How well does a mineralogical soil database translate into realistic mineral-resolved dust transport and deposition in a global climate model?

Dust aerosols are a key component of the Earth's climate system. However, global climate models often depict mineral dust as a uniform aerosol. This simplification limits the physical realism of dust simulations, necessitating comparison with available observations to determine whether mineralogical variability is accurately represented when incorporated into a global climate-aerosol model.

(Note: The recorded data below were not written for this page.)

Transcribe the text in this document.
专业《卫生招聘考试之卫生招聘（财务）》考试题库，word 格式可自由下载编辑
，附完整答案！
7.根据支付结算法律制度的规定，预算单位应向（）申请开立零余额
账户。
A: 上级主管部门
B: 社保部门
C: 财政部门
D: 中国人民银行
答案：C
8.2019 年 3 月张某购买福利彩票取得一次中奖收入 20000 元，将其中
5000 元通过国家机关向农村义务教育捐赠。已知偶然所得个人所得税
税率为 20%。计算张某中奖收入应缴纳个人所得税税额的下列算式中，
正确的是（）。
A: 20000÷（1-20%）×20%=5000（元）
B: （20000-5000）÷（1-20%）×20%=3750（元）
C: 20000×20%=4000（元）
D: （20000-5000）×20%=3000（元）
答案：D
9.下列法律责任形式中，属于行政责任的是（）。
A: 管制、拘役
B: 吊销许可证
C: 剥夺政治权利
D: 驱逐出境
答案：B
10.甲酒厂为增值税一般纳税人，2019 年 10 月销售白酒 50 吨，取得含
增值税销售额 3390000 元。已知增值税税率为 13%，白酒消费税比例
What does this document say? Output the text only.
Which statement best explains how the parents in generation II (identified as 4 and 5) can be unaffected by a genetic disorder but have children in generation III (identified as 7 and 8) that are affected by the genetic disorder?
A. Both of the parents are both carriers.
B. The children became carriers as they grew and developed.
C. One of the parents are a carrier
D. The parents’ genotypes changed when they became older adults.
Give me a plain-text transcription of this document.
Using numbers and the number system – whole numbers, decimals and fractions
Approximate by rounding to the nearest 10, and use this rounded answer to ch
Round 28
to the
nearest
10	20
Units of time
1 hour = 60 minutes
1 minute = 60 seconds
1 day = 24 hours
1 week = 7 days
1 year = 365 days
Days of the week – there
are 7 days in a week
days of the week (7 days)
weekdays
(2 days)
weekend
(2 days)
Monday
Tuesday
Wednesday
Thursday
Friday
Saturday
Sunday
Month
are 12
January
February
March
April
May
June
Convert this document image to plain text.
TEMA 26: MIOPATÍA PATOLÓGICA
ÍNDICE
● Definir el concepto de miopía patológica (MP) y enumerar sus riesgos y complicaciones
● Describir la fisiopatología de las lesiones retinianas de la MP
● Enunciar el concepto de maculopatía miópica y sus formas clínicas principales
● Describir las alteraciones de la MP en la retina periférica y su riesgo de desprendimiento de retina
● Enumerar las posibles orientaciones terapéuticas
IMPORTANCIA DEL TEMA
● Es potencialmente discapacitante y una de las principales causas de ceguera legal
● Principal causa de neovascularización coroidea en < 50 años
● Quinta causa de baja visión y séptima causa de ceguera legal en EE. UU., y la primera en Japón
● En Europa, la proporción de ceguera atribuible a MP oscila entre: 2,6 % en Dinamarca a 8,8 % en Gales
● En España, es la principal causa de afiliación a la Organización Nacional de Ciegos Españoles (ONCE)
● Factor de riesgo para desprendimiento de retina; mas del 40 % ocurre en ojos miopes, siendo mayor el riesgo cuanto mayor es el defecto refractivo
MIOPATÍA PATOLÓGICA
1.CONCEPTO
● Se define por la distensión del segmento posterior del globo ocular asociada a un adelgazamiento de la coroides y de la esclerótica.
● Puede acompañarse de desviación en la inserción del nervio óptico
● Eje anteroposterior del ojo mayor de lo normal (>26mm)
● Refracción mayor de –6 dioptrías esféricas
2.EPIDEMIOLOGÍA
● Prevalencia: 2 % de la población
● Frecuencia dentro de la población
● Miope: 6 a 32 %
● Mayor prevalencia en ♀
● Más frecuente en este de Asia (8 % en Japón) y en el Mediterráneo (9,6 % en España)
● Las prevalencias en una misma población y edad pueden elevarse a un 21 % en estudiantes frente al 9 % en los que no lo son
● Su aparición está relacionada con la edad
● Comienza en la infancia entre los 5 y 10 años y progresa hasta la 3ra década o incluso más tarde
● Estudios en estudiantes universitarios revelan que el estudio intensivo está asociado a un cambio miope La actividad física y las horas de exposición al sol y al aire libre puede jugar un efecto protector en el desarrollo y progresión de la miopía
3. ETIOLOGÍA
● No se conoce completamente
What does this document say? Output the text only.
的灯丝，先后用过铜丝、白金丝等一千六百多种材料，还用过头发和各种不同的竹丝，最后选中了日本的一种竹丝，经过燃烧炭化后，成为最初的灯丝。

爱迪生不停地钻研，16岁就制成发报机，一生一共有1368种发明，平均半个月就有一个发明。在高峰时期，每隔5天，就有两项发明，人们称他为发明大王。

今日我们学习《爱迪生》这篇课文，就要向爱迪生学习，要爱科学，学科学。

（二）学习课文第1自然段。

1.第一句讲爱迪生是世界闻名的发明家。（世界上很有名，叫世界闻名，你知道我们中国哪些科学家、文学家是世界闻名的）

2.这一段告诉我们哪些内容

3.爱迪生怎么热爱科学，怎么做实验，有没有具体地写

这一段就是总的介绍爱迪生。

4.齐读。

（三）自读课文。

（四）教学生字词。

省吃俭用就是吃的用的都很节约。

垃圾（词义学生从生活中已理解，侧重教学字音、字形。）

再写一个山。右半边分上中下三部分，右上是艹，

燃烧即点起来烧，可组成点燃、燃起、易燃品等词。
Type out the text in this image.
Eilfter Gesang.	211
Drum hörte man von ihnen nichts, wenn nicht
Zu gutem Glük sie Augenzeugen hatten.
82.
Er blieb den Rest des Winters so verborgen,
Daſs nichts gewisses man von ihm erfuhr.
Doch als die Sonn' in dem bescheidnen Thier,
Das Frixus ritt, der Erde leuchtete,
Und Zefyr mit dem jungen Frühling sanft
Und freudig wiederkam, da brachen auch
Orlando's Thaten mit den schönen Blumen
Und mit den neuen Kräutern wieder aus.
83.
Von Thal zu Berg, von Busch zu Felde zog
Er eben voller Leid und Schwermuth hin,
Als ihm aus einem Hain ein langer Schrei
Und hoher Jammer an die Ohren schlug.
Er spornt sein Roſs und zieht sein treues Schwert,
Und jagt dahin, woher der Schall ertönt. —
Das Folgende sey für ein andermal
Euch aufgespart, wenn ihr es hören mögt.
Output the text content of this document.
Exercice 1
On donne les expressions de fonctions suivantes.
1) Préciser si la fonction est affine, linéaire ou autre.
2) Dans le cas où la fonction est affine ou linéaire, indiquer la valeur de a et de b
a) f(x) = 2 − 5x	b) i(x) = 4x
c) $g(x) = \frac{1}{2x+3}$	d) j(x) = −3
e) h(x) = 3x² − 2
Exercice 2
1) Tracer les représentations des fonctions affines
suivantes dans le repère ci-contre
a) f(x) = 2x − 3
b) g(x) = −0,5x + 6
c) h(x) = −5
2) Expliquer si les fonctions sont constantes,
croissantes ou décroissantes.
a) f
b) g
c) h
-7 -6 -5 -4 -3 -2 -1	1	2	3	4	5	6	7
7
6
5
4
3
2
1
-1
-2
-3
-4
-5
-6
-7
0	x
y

In this study, we examine how well a mineralogical soil database translates into realistic mineral-resolved dust transport and deposition in the global climate model ICON coupled with the aerosol module HAM. This implementation is based on the mineralogical soil database of Journet et al. (2014), as modified by Goncalves-Ageitos et al. (2023), and it explicitly represents 12 individual minerals. Using multi-year global simulations, we evaluate the simulated mineralogical dust cycle with a focus on emission patterns, transport pathways, regional deposition, and the representation of seasonal and interannual variability. Model results are compared with available observations and datasets to assess the added value and limitations of mineral-resolved dust representation.

The evaluation demonstrates where mineralogical information helps to better constrain dust transport and deposition and identifies key uncertainties that remain. These results provide a basis for future work on mineral-specific dust deposition and its role in biogeochemical cycles.